Ocado Group PLC (LON:OCDO) suffered a setback after a fire ripped through its Andover warehouse in February but many investors remain bullish about the stock as the company grows the technology side of the business.
Since Amazon entered the grocery scene, supermarkets have been calling on Ocado to help set up their online delivery service.
The contracts follow deals with France’s Casino, Swedish grocer ICA, Kroger in the US and Sobeys in Canada in recent years.
But investors were not always optimistic about Ocado.
The beginnings of Ocado
Ocado built its technology from the ground up, including everything from consumer facing websites to robots operated warehouses.
Early critics lambasted the company’s decision to heavily invest in creating its own technology, raising concerns about what they considered to be a high-cost business model with limited growth prospects.
Ocado, founded in 2000, started out as an online grocery business that sourced its goods from Waitrose before reinventing itself as an automation-focused technology firm.
At first, Ocado planned to keep its technology to itself.
But three years after it listed in 2010 on the London Stock Exchange, Ocado decided that selling the technology would not only boost revenues but prevent other retailers from copying.
In 2013, the company agreed a tie-up with WM Morrison Supermarkets PLC (LON:MRW) to set up the supermarket chain’s online grocery delivery service.
Investors wanted to see more third-party deals but Ocado was not yet equipped to take on multiple retailers.
At the time, Ocado brushed off market scepticism over the failure to secure more partnerships and focused on developing its technology.
It wasn’t until 2017 that Ocado signed a long-awaited licensing deal with international customer, Casino.
Not too long after, further deals came flowing in and investor confidence grew, propelling Ocado's shares higher.
Andover blaze hit shares but only temporarily
In February, Ocado saw £1bn wiped off its market value after a fire destroyed its Andover warehouse, which handles 10% of its capacity.

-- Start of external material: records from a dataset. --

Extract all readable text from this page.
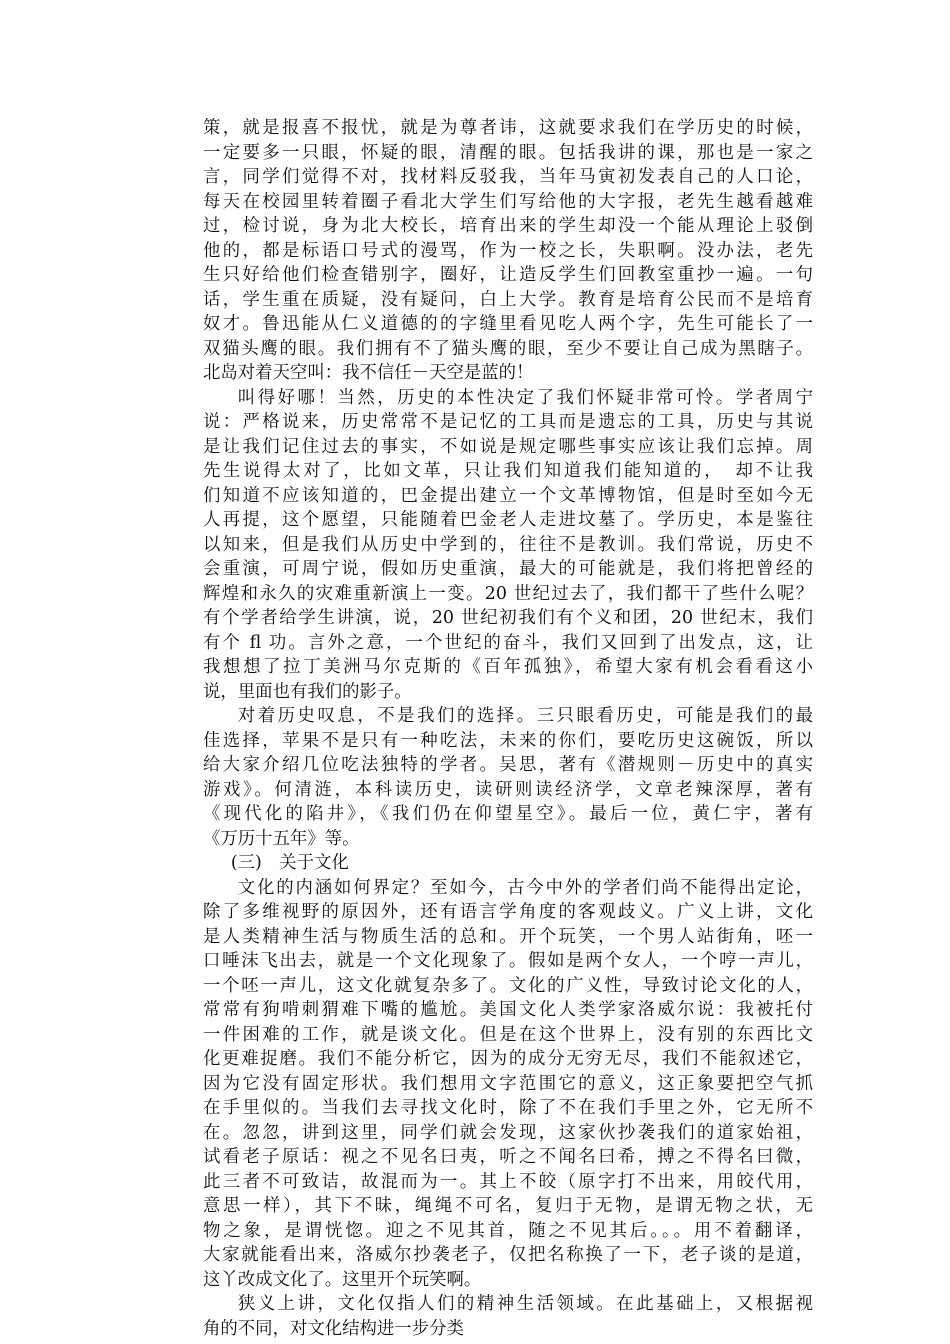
策，就是报喜不报忧，就是为尊者讳，这就要求我们在学历史的时候，
一定要多一只眼，怀疑的眼，清醒的眼。包括我讲的课，那也是一家之
言，同学们觉得不对，找材料反驳我，当年马寅初发表自己的人口论，
每天在校园里转着圈子看北大学生们写给他的大字报，老先生越看越难
过，检讨说，身为北大校长，培育出来的学生却没一个能从理论上驳倒
他的，都是标语口号式的漫骂，作为一校之长，失职啊。没办法，老先
生只好给他们检查错别字，圈好，让造反学生们回教室重抄一遍。一句
话，学生重在质疑，没有疑问，白上大学。教育是培育公民而不是培育
奴才。鲁迅能从仁义道德的的字缝里看见吃人两个字，先生可能长了一
双猫头鹰的眼。我们拥有不了猫头鹰的眼，至少不要让自己成为黑瞎子。
北岛对着天空叫：我不信任－天空是蓝的！

叫得好哪！当然，历史的本性决定了我们怀疑非常可怜。学者周宁
说：严格说来，历史常常不是记忆的工具而是遗忘的工具，历史与其说
是让我们记住过去的事实，不如说是规定哪些事实应该让我们忘掉。周
先生说得太对了，比如文革，只让我们知道我们能知道的，　却不让我
们知道不应该知道的，巴金提出建立一个文革博物馆，但是时至如今无
人再提，这个愿望，只能随着巴金老人走进坟墓了。学历史，本是鉴往
以知来，但是我们从历史中学到的，往往不是教训。我们常说，历史不
会重演，可周宁说，假如历史重演，最大的可能就是，我们将把曾经的
辉煌和永久的灾难重新演上一变。20 世纪过去了，我们都干了些什么呢？
有个学者给学生讲演，说，20 世纪初我们有个义和团，20 世纪末，我们
有个 fl 功。言外之意，一个世纪的奋斗，我们又回到了出发点，这，让
我想想了拉丁美洲马尔克斯的《百年孤独》，希望大家有机会看看这小
说，里面也有我们的影子。

对着历史叹息，不是我们的选择。三只眼看历史，可能是我们的最
佳选择，苹果不是只有一种吃法，未来的你们，要吃历史这碗饭，所以
给大家介绍几位吃法独特的学者。吴思，著有《潜规则－历史中的真实
游戏》。何清涟，本科读历史，读研则读经济学，文章老辣深厚，著有
《现代化的陷井》，《我们仍在仰望星空》。最后一位，黄仁宇，著有
《万历十五年》等。

(三)　关于文化

文化的内涵如何界定？至如今，古今中外的学者们尚不能得出定论，
除了多维视野的原因外，还有语言学角度的客观歧义。广义上讲，文化
是人类精神生活与物质生活的总和。开个玩笑，一个男人站街角，呸一
口唾沫飞出去，就是一个文化现象了。假如是两个女人，一个哼一声儿，
一个呸一声儿，这文化就复杂多了。文化的广义性，导致讨论文化的人，
常常有狗啃刺猬难下嘴的尴尬。美国文化人类学家洛威尔说：我被托付
一件困难的工作，就是谈文化。但是在这个世界上，没有别的东西比文
化更难捉磨。我们不能分析它，因为的成分无穷无尽，我们不能叙述它，
因为它没有固定形状。我们想用文字范围它的意义，这正象要把空气抓
在手里似的。当我们去寻找文化时，除了不在我们手里之外，它无所不
在。忽忽，讲到这里，同学们就会发现，这家伙抄袭我们的道家始祖，
试看老子原话：视之不见名曰夷，听之不闻名曰希，搏之不得名曰微，
此三者不可致诘，故混而为一。其上不皎（原字打不出来，用皎代用，
意思一样），其下不昧，绳绳不可名，复归于无物，是谓无物之状，无
物之象，是谓恍惚。迎之不见其首，随之不见其后。。。用不着翻译，
大家就能看出来，洛威尔抄袭老子，仅把名称换了一下，老子谈的是道，
这丫改成文化了。这里开个玩笑啊。

狭义上讲，文化仅指人们的精神生活领域。在此基础上，又根据视
角的不同，对文化结构进一步分类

However, shares have since recovered after Ocado announced a deal to spin off its legacy UK grocery retail business into a £1.5bn joint venture with M&S.
M&S will spend £750mln to buy a 50% of the joint venture and some analysts have questioned whether the company has paid too much to get into the growing internet grocery business.
The joint venture will begin trading in September 2020, when Ocado’s deal to supply Waitrose products expires.
Analyst raises concerns about M&S deal
James Yacoub, retail analyst at data and analytics company GlobalData, commented: “Following the announcement of its 50/50 joint venture with M&S, Ocado’s share price rocketed to its highest level in the online pureplay’s history, indicating that it may have got the better half of the deal.
“However by cutting its ties with Waitrose, Ocado has potentially traded a chunk of its loyal customer base for a deal with a retailer that is struggling, as its food sales continue to decline.
“There are little tangible signs to indicate that M&S has the same potential foothold as Waitrose in the online food & grocery market, which has led speculators to question whether the £750mln paid for the joint venture was simply too much and that it may be anchoring on to Ocado to help turn its fortunes around.”
Yacoub thinks Ocado’s recent £17mln investment into vertical farming is a “step in the right direct”, particularly as the grocery sector becomes more focused on sustainability, but he noted that the retailer must ensure the investments it makes can be maintained in order to ensure the longevity of the business.
On top of its move into vertical farming, Ocado plans to go head to head with Amazon by launching its own one-hour delivery service, called Zoom.
Technology investments pay off in first half
The continued investments in technology led to a 20.6% jump in revenue from the FTSE 100-listed firm's Ocado Solutions tech business to £70.8mln in the first half. Fees invoiced from partners amounted to £122.7mln in the same period, up 36% on a year ago.
Analysts at Peel Hunt see the potential for Ocado to become the “Microsoft of Retail” through the sale of its technology.
"This is the key performance indicator that investors should focus on as Ocado Group makes the dramatic transformation from a transactional online retailer to a software and deep tech hardware business,” they said in a note to clients, leaving their 'buy' recommendation on the shares unchanged after Tuesday's trading update.
Market wants to see profit from deals
AJ Bell investment director Russ Mould said Ocado has laid the foundations for its future by signing up multiple overseas partners over the past few years. However, he added, the market wants to know how much money it can make from these deals and when they will start producing a profit.
“The big challenge is getting these international technology deals up and running without any hiccups,” Mould said.
“An electrical fault in a battery charging unit causing one of its robots to catch fire and destroy a warehouse earlier this year won’t have helped Ocado’s reputation. However, management will have been able to learn from the situation and strive for greater safety measures in the future.”
Mould thinks Ocado’s investments in innovations put it on the right track to achieve its ambitious growth targets but stressed that the company needs to “turn the magical promise into profit”.